One Friday, a developer came along and asked me to restart the DEV database. I asked 'Why ?'. He replied 'Because it is the second Friday in the month'. I asked 'Why ?'. 'Because we restart it every two weeks at Friday lunchtime'. 'Why ?'. 'Because that's what Bryan used to do' 'Why ?'. 'To fix the Oracle bug where we can't instantiate any more objects'. 'What Oracle bug ?'. 'Look - I really don't know - some stupid low level Oracle error. Please just restart it'.

Ten minutes investigations revealed he was indeed speaking the truth. The Oracle listener was failing with 'Unable to fork process' due to a lack of resources. Just like the objects, database connections were also persisted. This was a development Solaris server with lots of components co-hosted with 2 CPU, 512 MB memory and a paltry 128 MB swap space. Configured more swap space, ordered more memory. Job done.

Everyone was happy. All objects could be instantiated successfully and I didn't have to set a fortnightly reminder to restart Oracle on Friday lunchtime.

So, I was able to return to the 'Concepts' guide and my status was elevated from 'quiet man in corner' to 'Hero'.

A couple of months later, I was asked to look into the 'appalling lack of performance scalability' of the database on UAT. Apparently, during load tests, the J2EE application could only process 800 transactions per hour. Well, they weren't actually conventional database transactions but rather complex, involved business processes.

UAT had a 128 MB buffer cache and a 1 GB shared pool. Odd. The shared pool was littered with lots of almost identical SQL statements with embedded literals. I suspect the shared pool was originally 128 MB, the library cache hit ratio was low and some performance tuning wizard (human or otherwise) recommended 'Low library cache hit ratio means increase shared pool immediately'. Repeat ad infinitum.
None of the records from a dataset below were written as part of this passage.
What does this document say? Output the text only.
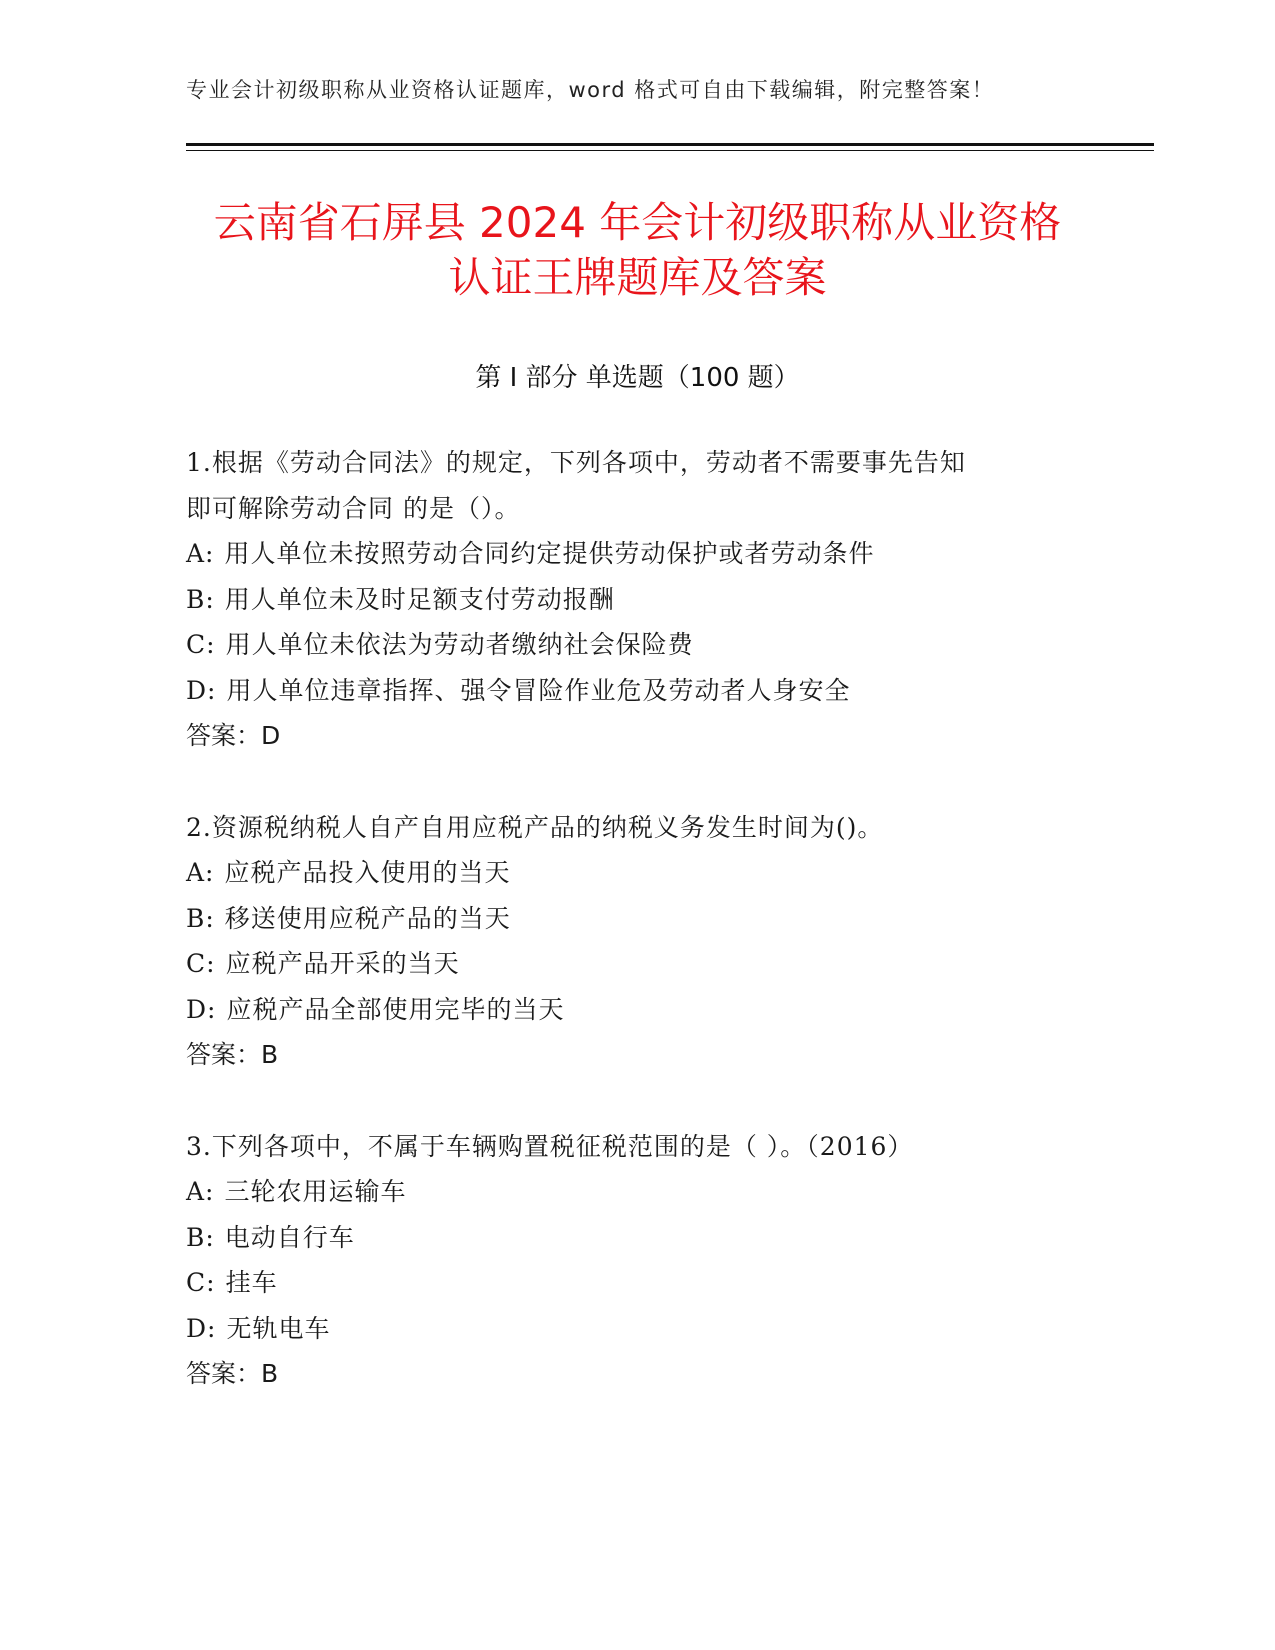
专业会计初级职称从业资格认证题库，word 格式可自由下载编辑，附完整答案！
云南省石屏县 2024 年会计初级职称从业资格
认证王牌题库及答案
第 I 部分 单选题（100 题）
1.根据《劳动合同法》的规定，下列各项中，劳动者不需要事先告知
即可解除劳动合同 的是（）。
A: 用人单位未按照劳动合同约定提供劳动保护或者劳动条件
B: 用人单位未及时足额支付劳动报酬
C: 用人单位未依法为劳动者缴纳社会保险费
D: 用人单位违章指挥、强令冒险作业危及劳动者人身安全
答案：D
2.资源税纳税人自产自用应税产品的纳税义务发生时间为()。
A: 应税产品投入使用的当天
B: 移送使用应税产品的当天
C: 应税产品开采的当天
D: 应税产品全部使用完毕的当天
答案：B
3.下列各项中，不属于车辆购置税征税范围的是（ ）。（2016）
A: 三轮农用运输车
B: 电动自行车
C: 挂车
D: 无轨电车
答案：B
I summoned up the courage and talked to the developers. 'Would it be possible to modify the application to use bind variables ?' 'No. Listen. We just use objects. We don't make database calls'. Some more investigations. The J2EE application uses TopLink which is an interface layer translating the objects into database accesses.

I decided to read the TopLink manual and suggested setting the TopLink configuration parameter 'should-bind-all-parameters' to True and repeat the test. While the development team made the changes, I reduced the shared pool to 128MB and increased the buffer cache to 1GB.

Repeat test. Staggering improvement to over 3,000 'transactions' per hour.

My status is immediately elevated to 'demigod'. Why, they were so grateful, a Java developer finally divulged the proxy they were all using to access the internet.

I created my own private swear box for the terms 'EJB', 'J2EE', 'Container Managed Persistence', 'multiple inheritance', 'classes', 'methods', 'destructors' and 'Persistence Architect' and returned to quietly reading the fine Oracle manuals.

probably the best music review in the world

A kind gentleman (on The Chameleons forums) once reviewed Interpols Antics thus:

No thanks. If I want to listen to Joy Division, I will put 'Unknown Pleasures' on.

A worthy review which introduced me to one of my favourite bands. He also followed up more recently by reviewing 'The Back Room' by The Editors as follows:

No thanks. If I want to listen to Interpol, I will put 'Antics' on.

The jury is still out on this one but worth listening to, I think. Thanks again.

I am currently poised waiting for his thoughts on the Arctic Monkeys. However, worryingly, he has been a little quiet of late. I wonder if he got a job with NME.